On 11 November 2015, a positron emission tomography (PET) scan suggested that Halwala may be suffering from toxicity to his chemotherapy. Despite this, two days later Halwala received another dose of chemotherapy. This occurred because the haematologist who had ordered the scan was unaware of the results.

On 16 November 2015, Halwala called the haematologist to report feeling unwell and was told to go to hospital. However, the next morning Halwala was found dead in his hotel room, fully dressed and lying on his bed.

The coronial investigation focused on Halwala’s medical management near to his death, including why the haematologist did not know the results of the PET scan until after Halwala had received another dose of chemotherapy, and the respective roles and responsibilities of the diagnostician and referring doctor in relation to the communication of abnormal test results.

Miscommunication

Coroner Rosemary Carlin found that the haematologist did not have a fax machine in his office, and that the nearest fax machine was shared with other offices. Further, she believed that the information was too important to have been communicated solely by fax; that the nuclear medicine physician who sent it should have confirmed that the haemotologist had received it.
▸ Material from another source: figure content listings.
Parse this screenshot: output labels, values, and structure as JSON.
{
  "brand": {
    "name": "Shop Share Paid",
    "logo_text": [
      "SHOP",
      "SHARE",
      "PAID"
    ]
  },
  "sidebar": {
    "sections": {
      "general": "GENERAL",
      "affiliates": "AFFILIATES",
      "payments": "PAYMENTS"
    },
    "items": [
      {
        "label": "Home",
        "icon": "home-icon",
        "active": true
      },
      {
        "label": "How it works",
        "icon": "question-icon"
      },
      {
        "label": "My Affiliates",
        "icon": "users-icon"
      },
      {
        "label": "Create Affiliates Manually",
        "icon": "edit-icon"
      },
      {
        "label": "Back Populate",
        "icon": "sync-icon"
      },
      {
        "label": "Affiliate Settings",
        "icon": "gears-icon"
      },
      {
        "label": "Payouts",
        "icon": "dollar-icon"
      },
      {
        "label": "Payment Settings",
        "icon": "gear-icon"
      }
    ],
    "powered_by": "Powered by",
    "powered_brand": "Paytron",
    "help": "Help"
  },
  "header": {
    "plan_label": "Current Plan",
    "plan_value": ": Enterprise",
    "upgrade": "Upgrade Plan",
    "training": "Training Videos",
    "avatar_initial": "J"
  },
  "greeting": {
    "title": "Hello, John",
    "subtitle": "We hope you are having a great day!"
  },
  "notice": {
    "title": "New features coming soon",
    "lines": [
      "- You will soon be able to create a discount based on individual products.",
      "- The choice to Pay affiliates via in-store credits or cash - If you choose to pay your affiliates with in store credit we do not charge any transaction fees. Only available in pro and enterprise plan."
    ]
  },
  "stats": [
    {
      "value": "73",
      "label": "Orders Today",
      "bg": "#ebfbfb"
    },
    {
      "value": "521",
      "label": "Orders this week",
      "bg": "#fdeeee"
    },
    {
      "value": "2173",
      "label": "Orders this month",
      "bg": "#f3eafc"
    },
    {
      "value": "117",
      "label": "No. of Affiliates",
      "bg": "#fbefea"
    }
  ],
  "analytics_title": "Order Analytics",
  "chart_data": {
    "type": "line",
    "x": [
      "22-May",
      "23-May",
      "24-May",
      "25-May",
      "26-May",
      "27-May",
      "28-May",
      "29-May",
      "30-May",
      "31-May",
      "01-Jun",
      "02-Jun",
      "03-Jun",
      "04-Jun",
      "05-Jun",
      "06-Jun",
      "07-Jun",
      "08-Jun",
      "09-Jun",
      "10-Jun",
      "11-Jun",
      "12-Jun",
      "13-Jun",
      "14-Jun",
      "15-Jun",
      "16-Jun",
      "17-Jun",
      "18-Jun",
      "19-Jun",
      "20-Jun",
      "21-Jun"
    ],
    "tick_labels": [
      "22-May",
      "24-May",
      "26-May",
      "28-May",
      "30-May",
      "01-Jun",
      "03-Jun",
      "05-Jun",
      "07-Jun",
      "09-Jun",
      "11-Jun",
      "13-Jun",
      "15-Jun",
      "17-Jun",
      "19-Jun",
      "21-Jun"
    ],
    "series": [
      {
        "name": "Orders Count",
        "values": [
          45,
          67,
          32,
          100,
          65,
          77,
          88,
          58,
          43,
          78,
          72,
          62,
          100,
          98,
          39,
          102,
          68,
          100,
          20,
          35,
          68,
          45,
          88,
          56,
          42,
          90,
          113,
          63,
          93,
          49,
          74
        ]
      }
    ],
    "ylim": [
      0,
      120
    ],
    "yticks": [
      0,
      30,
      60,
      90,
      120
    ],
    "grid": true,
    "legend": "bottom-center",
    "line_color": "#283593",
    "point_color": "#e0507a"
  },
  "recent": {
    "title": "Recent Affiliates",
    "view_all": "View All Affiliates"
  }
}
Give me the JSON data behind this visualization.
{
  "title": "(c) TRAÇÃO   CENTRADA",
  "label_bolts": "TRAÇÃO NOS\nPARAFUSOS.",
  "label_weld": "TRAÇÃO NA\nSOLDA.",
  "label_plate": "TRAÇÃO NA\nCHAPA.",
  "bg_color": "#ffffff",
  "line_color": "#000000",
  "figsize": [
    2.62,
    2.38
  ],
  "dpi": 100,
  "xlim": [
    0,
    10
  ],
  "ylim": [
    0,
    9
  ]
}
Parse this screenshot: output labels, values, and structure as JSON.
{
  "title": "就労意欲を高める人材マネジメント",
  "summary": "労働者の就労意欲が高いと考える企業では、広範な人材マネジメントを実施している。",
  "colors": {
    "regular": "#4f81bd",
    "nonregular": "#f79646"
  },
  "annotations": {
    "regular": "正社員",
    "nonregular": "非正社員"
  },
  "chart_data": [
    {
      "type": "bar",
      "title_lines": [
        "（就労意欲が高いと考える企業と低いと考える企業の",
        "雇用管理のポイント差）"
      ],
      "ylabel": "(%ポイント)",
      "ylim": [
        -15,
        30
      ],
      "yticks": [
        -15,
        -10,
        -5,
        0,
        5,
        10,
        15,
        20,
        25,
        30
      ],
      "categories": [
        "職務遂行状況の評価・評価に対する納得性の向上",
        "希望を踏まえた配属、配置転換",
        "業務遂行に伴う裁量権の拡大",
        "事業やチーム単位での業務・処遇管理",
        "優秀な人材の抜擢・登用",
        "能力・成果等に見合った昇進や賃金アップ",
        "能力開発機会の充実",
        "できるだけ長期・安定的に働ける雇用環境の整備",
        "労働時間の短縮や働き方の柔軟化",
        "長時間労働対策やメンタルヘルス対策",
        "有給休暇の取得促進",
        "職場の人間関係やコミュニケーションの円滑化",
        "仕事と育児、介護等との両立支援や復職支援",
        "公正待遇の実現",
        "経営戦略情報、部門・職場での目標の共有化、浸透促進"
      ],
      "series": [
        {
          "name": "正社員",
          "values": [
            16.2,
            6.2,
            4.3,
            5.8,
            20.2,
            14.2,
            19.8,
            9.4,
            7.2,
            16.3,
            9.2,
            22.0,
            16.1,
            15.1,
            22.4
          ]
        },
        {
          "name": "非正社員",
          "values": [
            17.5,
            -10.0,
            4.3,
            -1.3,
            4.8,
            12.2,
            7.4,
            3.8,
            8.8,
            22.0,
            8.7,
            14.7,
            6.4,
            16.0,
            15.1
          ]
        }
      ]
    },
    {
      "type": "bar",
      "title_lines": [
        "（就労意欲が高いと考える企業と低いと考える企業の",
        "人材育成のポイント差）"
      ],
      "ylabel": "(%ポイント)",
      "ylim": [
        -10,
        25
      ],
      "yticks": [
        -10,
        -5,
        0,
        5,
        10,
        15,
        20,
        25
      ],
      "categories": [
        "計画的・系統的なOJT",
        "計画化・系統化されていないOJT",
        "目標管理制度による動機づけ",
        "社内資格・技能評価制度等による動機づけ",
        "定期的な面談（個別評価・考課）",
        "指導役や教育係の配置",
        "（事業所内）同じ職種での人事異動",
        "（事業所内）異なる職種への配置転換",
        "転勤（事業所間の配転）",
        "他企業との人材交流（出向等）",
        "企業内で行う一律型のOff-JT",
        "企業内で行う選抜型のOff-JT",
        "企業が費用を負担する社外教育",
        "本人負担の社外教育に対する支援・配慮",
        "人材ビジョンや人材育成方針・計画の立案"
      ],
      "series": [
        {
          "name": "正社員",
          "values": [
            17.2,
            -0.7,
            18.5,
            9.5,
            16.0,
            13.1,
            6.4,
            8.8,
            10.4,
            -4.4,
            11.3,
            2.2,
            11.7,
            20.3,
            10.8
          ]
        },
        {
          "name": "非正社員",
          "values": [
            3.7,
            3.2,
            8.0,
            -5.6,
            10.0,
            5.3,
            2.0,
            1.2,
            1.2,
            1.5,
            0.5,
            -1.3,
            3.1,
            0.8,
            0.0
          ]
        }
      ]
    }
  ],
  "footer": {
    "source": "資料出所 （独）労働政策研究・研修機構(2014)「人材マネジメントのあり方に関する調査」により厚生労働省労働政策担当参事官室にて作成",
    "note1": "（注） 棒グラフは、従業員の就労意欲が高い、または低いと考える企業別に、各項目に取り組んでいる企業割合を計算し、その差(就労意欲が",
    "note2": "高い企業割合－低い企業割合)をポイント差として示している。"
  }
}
In fact, both doctors relied on the other to follow up if required, and neither did.

“Good medical care demands not only a collaborative approach between health professionals, but individual responsibility for patient welfare,” she wrote.

Reflecting on standards found in the United Kingdom, the Coroner said it was surprising that Australian professional associations and hospitals did not have more comprehensive and explicit standards and guidelines as to the communication of test results. “The circumstances of Mr Halwala’s death put paid to any suggestion that there might not be a need for such guidance.”

She said that while electronic distribution was a vastly superior method of communication compared to faxes, it would never be a substitute for direct, spoken communication of medical results in appropriate cases.

“It’s hard to understand why such an antiquated and unreliable means of communication [such as a fax machine] persists at all in the medical profession,” she wrote.